The undersigned endorse this declaration:
- Prof Dr Zakri Abdul Hamid - Chairman of Atri Advisory, Ambassador and Science Adviser for the Campaign for Nature, Former Science Adviser to the Prime Minister of Malaysia
- Dr Antonio G. M. La Vina - Executive Director, Manila Observatory, Former Environment Undersecretary, Philippines
- Prof Dr Emil Salim - Member, Brundtland Commission, Chairman of the Advisory Council to the President of Indonesia, Former Minister of State for Population and the Environment
- Dr Yongyuth Yuthavong - Senior Adviser to the President, National S&T Development Agency, Former Deputy Prime Minister of Thailand
- Dr Salleh Mohd Noor - Former President, International Union of Forest Research Organizations, 2016 Merdeka Award Laureate, Former Secretary General Academy of Sciences Malaysia
- Dr Ravi Sharma - Advisor for Athena Infonomics, formerly with CBD Secretariat, Montreal
- Dr Saw Leng Guan - Curator of Penang Botanical Gardens, Medal recipient of the Royal Botanical Gardens Edinburgh
- Prof Dr Ahmad Ismail - President, Malaysian Nature Society, Fellow, Academy of Sciences Malaysia
- Prof Dr Mohamad Osman - Former President, Genetics Society of Malaysia
- Prof Dr Khatijah Yusoff - Vice President, The World Academy of Sciences, 2015 Merdeka Award Laureate
- Prof Dr Zakri Abdul Hamid (Malaysia)
Ambassador and Science Adviser for the Campaign for Nature, Former Science Advisor to Malaysia's Prime Minister, 2017 ASEAN Biodiversity Hero for Malaysia
"To overcome the current global health crisis and mitigate those to come, science guides us. Having delivered life-saving vaccines for COVID-19 -- which the IMF estimates will have cost the global economy $28 trillion by 2025 -- scientists now urge us to preserve intact natural areas to prevent similar infectious disease outbreaks in future. Protecting at least 30 percent of the planet by 2030 is a timely and important action to defend and improve the health of our planet, our economies, and ourselves. I urge all Malaysians and ASEAN neighbours to support this goal."

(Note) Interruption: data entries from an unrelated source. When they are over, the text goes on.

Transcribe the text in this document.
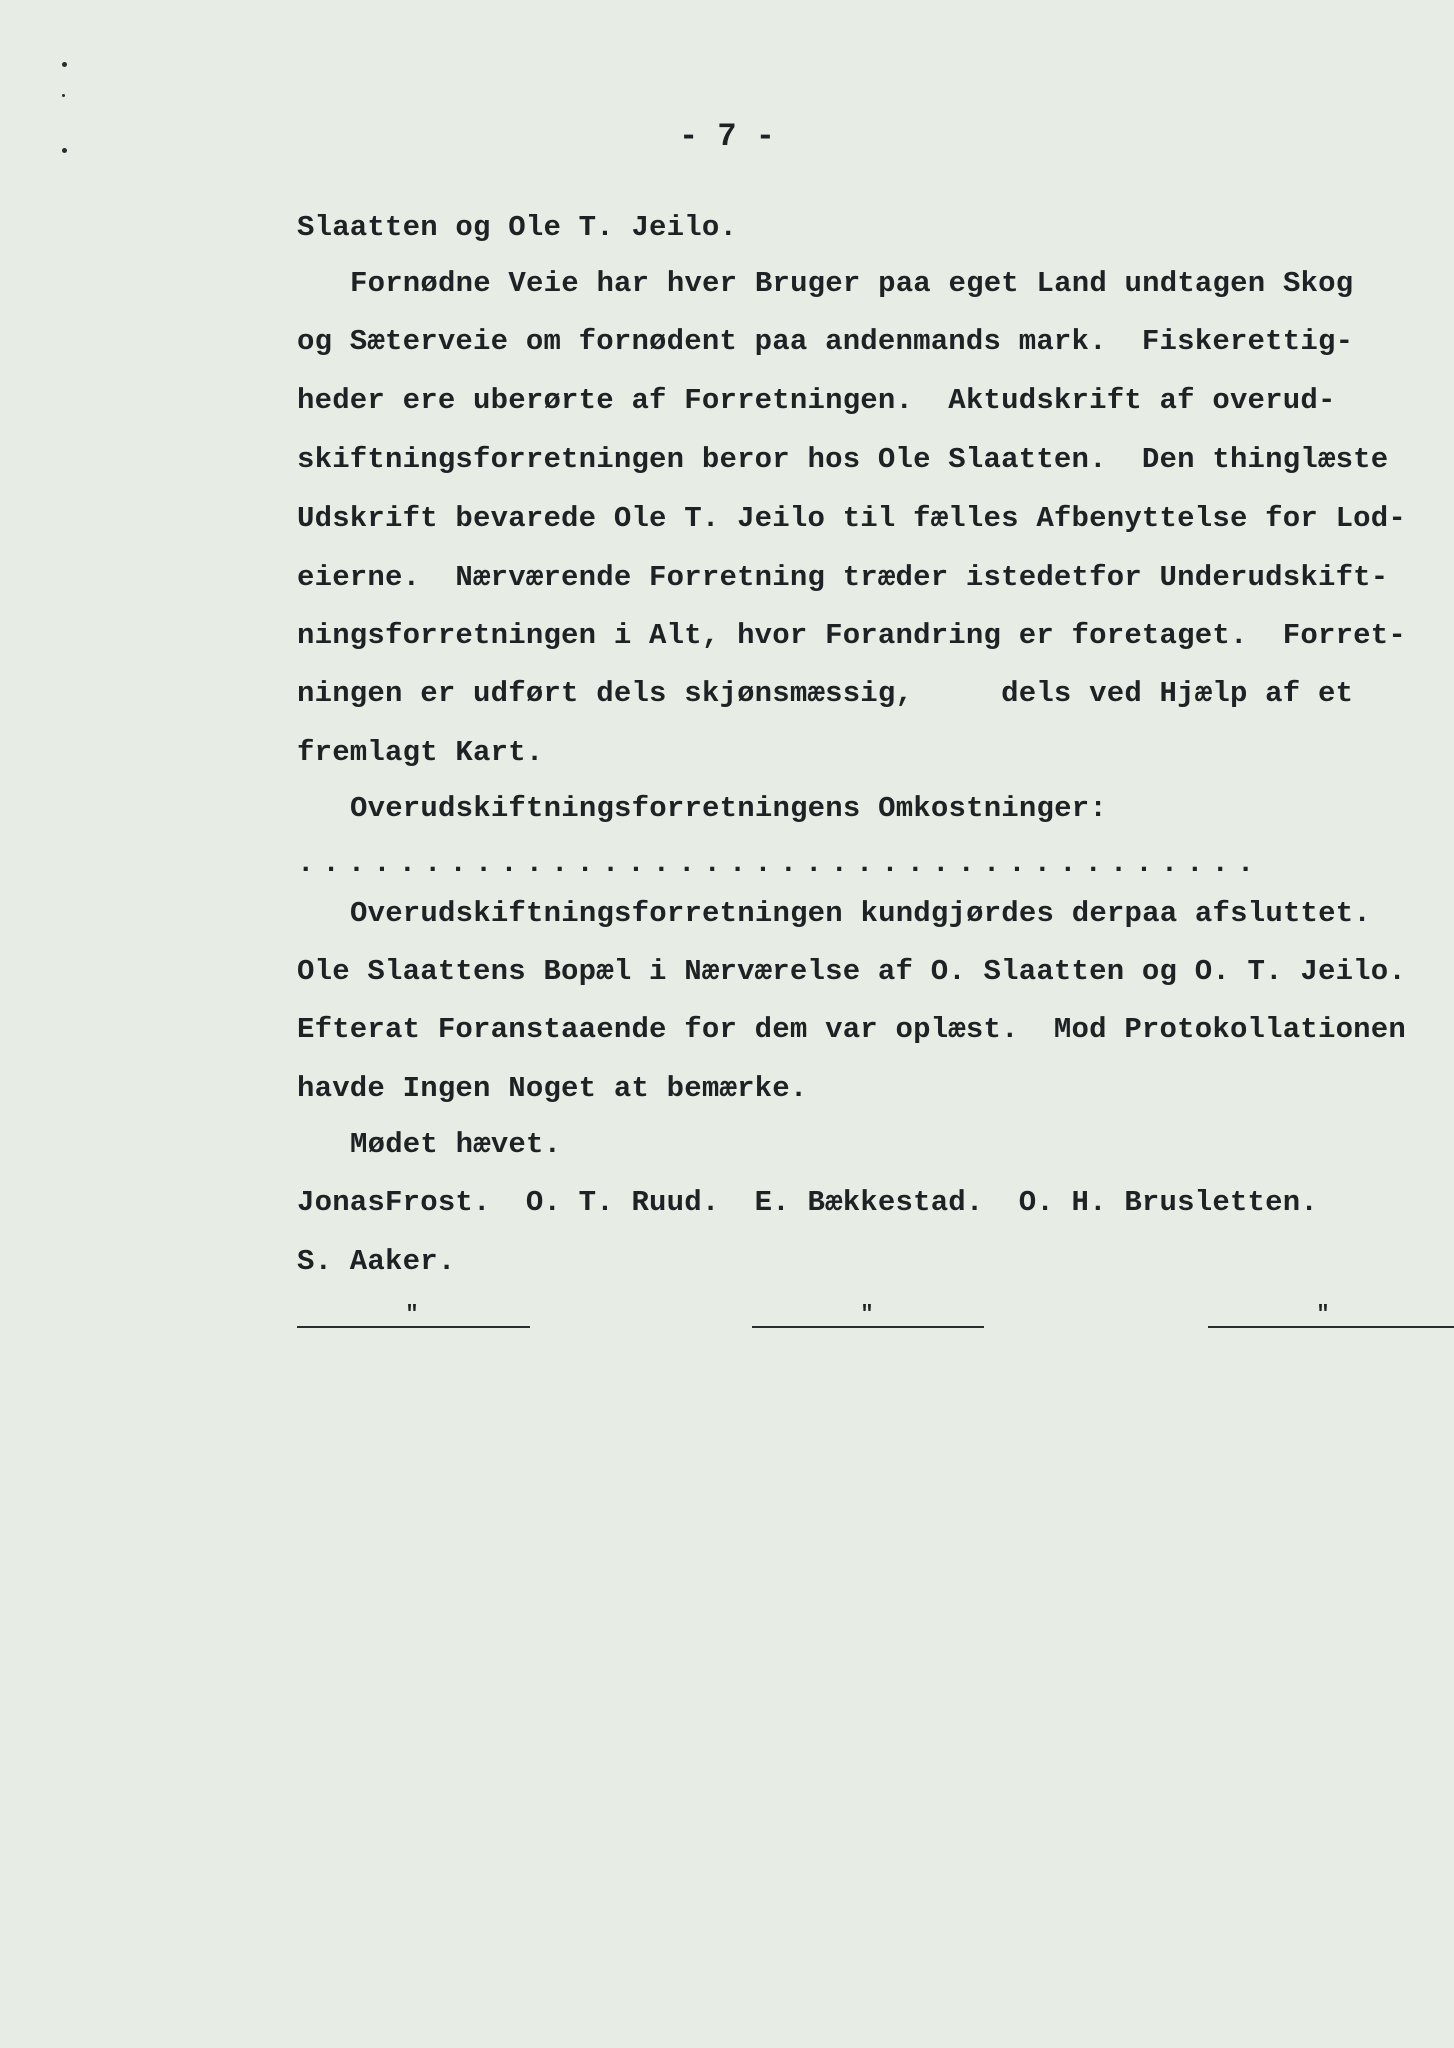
- 7 -
Slaatten og Ole T. Jeilo.
Fornødne Veie har hver Bruger paa eget Land undtagen Skog
og Sæterveie om fornødent paa andenmands mark.  Fiskerettig-
heder ere uberørte af Forretningen.  Aktudskrift af overud-
skiftningsforretningen beror hos Ole Slaatten.  Den thinglæste
Udskrift bevarede Ole T. Jeilo til fælles Afbenyttelse for Lod-
eierne.  Nærværende Forretning træder istedetfor Underudskift-
ningsforretningen i Alt, hvor Forandring er foretaget.  Forret-
ningen er udført dels skjønsmæssig,     dels ved Hjælp af et
fremlagt Kart.
Overudskiftningsforretningens Omkostninger:
......................................
Overudskiftningsforretningen kundgjørdes derpaa afsluttet.
Ole Slaattens Bopæl i Nærværelse af O. Slaatten og O. T. Jeilo.
Efterat Foranstaaende for dem var oplæst.  Mod Protokollationen
havde Ingen Noget at bemærke.
Mødet hævet.
JonasFrost.  O. T. Ruud.  E. Bækkestad.  O. H. Brusletten.
S. Aaker.
"	"	"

- Prof Dr Emil Salim (Indonesia)
Chairman of the Advisory Council to the President of Indonesia, Former Minister of State for Population and the Environment
"The proposal to protect at least 30 percent of the planet by 2030 is built on the belief that the best conservation actions are those that benefit local communities and reflect local wisdom. Embracing and contributing to this global target is a powerful opportunity for ASEAN countries to recommit to nature conservation as an essential way of achieving sustainable economic growth."

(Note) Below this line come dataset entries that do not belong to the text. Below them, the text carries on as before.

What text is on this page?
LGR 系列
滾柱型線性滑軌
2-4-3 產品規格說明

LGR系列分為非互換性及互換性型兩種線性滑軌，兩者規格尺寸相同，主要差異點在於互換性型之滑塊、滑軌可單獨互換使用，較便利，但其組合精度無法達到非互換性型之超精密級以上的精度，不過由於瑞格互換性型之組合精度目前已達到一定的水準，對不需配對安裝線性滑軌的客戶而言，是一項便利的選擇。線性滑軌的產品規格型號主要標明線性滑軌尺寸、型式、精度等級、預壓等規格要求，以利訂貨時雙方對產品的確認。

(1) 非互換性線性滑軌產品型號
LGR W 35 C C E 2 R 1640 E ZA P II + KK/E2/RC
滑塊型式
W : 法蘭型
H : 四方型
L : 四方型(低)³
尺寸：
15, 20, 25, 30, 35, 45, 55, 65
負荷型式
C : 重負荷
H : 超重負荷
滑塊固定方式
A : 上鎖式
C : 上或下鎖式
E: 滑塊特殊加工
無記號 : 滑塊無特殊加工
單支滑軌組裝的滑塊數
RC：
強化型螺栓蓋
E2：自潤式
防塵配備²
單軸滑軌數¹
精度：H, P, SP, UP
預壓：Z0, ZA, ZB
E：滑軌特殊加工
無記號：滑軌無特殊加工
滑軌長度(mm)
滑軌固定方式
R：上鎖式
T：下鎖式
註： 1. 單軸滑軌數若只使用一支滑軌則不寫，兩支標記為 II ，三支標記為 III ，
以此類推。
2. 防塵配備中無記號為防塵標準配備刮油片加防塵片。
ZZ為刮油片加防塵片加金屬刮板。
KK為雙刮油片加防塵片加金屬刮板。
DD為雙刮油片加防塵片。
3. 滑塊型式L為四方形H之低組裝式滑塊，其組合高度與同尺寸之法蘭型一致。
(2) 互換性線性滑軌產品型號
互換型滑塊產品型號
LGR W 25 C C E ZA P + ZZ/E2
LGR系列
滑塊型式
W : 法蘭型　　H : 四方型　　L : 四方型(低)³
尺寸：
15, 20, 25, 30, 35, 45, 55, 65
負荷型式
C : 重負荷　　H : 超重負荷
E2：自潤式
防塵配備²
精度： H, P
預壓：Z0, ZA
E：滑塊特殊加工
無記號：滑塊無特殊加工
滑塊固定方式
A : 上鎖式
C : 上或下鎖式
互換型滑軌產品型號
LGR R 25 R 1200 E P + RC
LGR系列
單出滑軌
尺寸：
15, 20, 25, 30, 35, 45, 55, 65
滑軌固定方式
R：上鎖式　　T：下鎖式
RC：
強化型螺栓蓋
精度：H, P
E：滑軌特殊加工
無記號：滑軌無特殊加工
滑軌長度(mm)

- Yongyuth Yuthavong (Thailand)
Senior Adviser to the President, National S&T Development Agency, Former Deputy Prime Minister of Thailand
"The science is overwhelmingly clear: much more of our planet must be protected and time is running out. The proposal to protect at least 30 percent of the planet's land and ocean by 2030 is ambitious, achievable, and a good first step towards addressing the crisis facing our natural world. Presently, Thailand still has 32% natural forest land, and 10% economic forest land. In our strategic plan, we aim to achieve 35% natural forest land and 15% economic forest land. I encourage all ASEAN countries to support the important global target, at least through national plans and co-operation with the global community."

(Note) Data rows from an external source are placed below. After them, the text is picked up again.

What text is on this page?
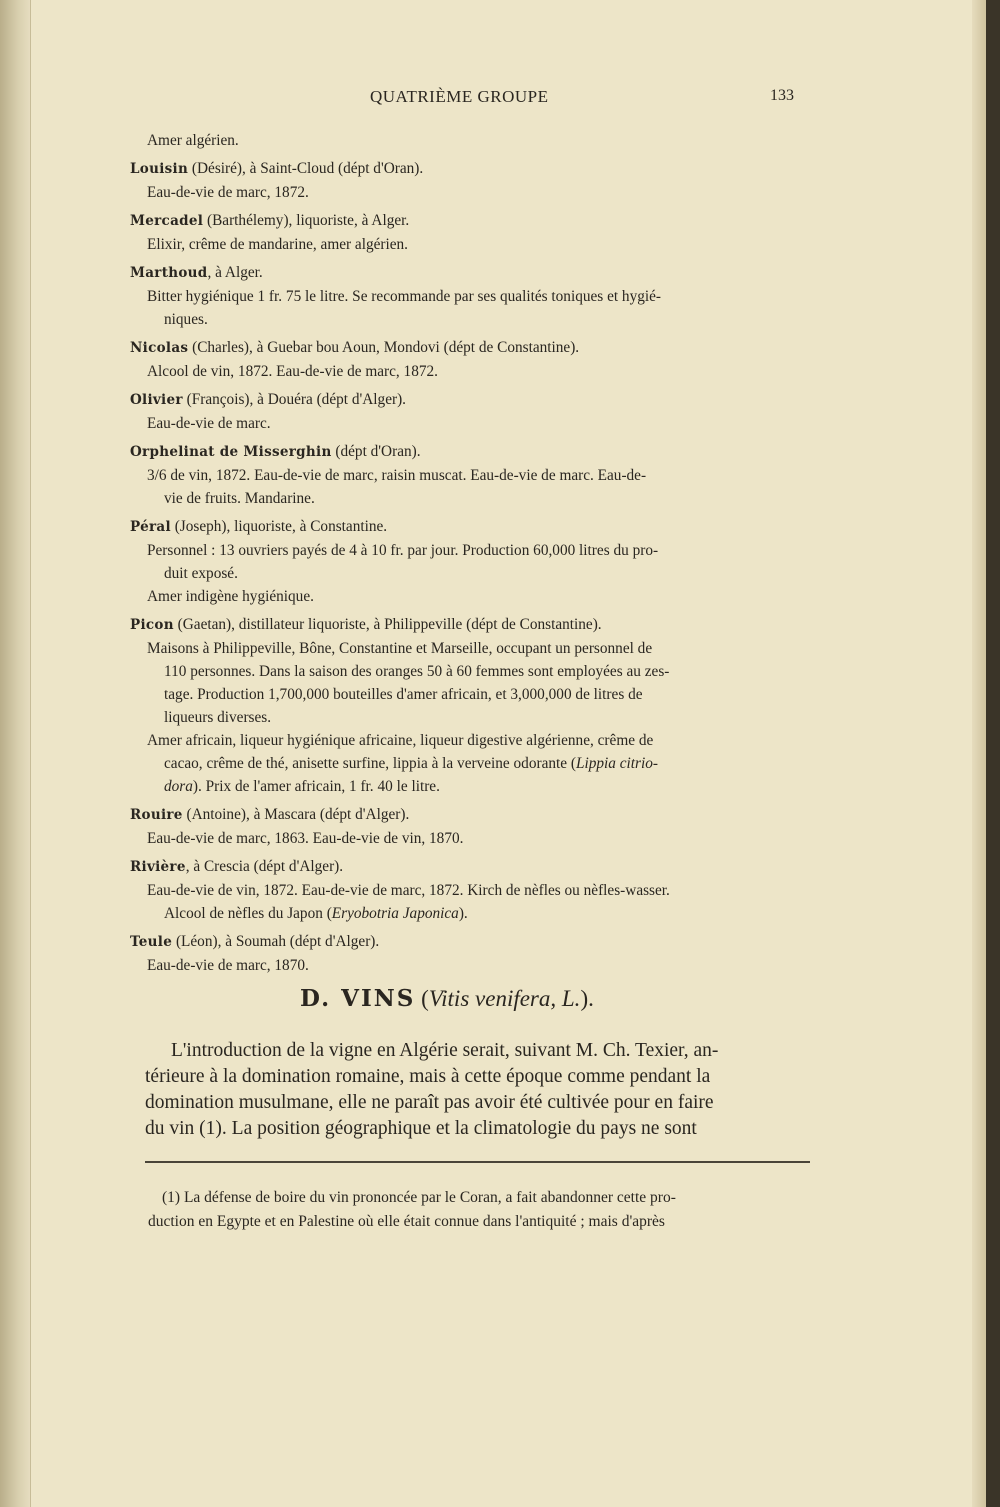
QUATRIÈME GROUPE	133
Amer algérien.
Louisin (Désiré), à Saint-Cloud (dépt d'Oran).
Eau-de-vie de marc, 1872.
Mercadel (Barthélemy), liquoriste, à Alger.
Elixir, crême de mandarine, amer algérien.
Marthoud, à Alger.
Bitter hygiénique 1 fr. 75 le litre. Se recommande par ses qualités toniques et hygié-
niques.
Nicolas (Charles), à Guebar bou Aoun, Mondovi (dépt de Constantine).
Alcool de vin, 1872. Eau-de-vie de marc, 1872.
Olivier (François), à Douéra (dépt d'Alger).
Eau-de-vie de marc.
Orphelinat de Misserghin (dépt d'Oran).
3/6 de vin, 1872. Eau-de-vie de marc, raisin muscat. Eau-de-vie de marc. Eau-de-
vie de fruits. Mandarine.
Péral (Joseph), liquoriste, à Constantine.
Personnel : 13 ouvriers payés de 4 à 10 fr. par jour. Production 60,000 litres du pro-
duit exposé.
Amer indigène hygiénique.
Picon (Gaetan), distillateur liquoriste, à Philippeville (dépt de Constantine).
Maisons à Philippeville, Bône, Constantine et Marseille, occupant un personnel de
110 personnes. Dans la saison des oranges 50 à 60 femmes sont employées au zes-
tage. Production 1,700,000 bouteilles d'amer africain, et 3,000,000 de litres de
liqueurs diverses.
Amer africain, liqueur hygiénique africaine, liqueur digestive algérienne, crême de
cacao, crême de thé, anisette surfine, lippia à la verveine odorante (Lippia citrio-
dora). Prix de l'amer africain, 1 fr. 40 le litre.
Rouire (Antoine), à Mascara (dépt d'Alger).
Eau-de-vie de marc, 1863. Eau-de-vie de vin, 1870.
Rivière, à Crescia (dépt d'Alger).
Eau-de-vie de vin, 1872. Eau-de-vie de marc, 1872. Kirch de nèfles ou nèfles-wasser.
Alcool de nèfles du Japon (Eryobotria Japonica).
Teule (Léon), à Soumah (dépt d'Alger).
Eau-de-vie de marc, 1870.
D. VINS (Vitis venifera, L.).
L'introduction de la vigne en Algérie serait, suivant M. Ch. Texier, an-
térieure à la domination romaine, mais à cette époque comme pendant la
domination musulmane, elle ne paraît pas avoir été cultivée pour en faire
du vin (1). La position géographique et la climatologie du pays ne sont
(1) La défense de boire du vin prononcée par le Coran, a fait abandonner cette pro-
duction en Egypte et en Palestine où elle était connue dans l'antiquité ; mais d'après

- Dr Antonio G. M. La Vina
Executive Director, Manila Observatory, Former Environment Undersecretary, Philippines
"There is growing recognition that effectively responding to climate change will require greater attention to and an increased investment in nature conservation. I encourage all ASEAN countries to embrace the proposal to protect at least 30 percent of the planet as an important element of an ambitious climate strategy."
- Prof Dr Ahmad Ismail
President, Malaysia Nature Society, Fellow, Academy of Sciences Malaysia
"Malaysia as top 12th mega-biodiversity country in the world should look at its biodiversity for the benefit of humankind. Not just protecting enough size of forested lands and marine areas but need to develop capacity building for nature protection, management and conservation."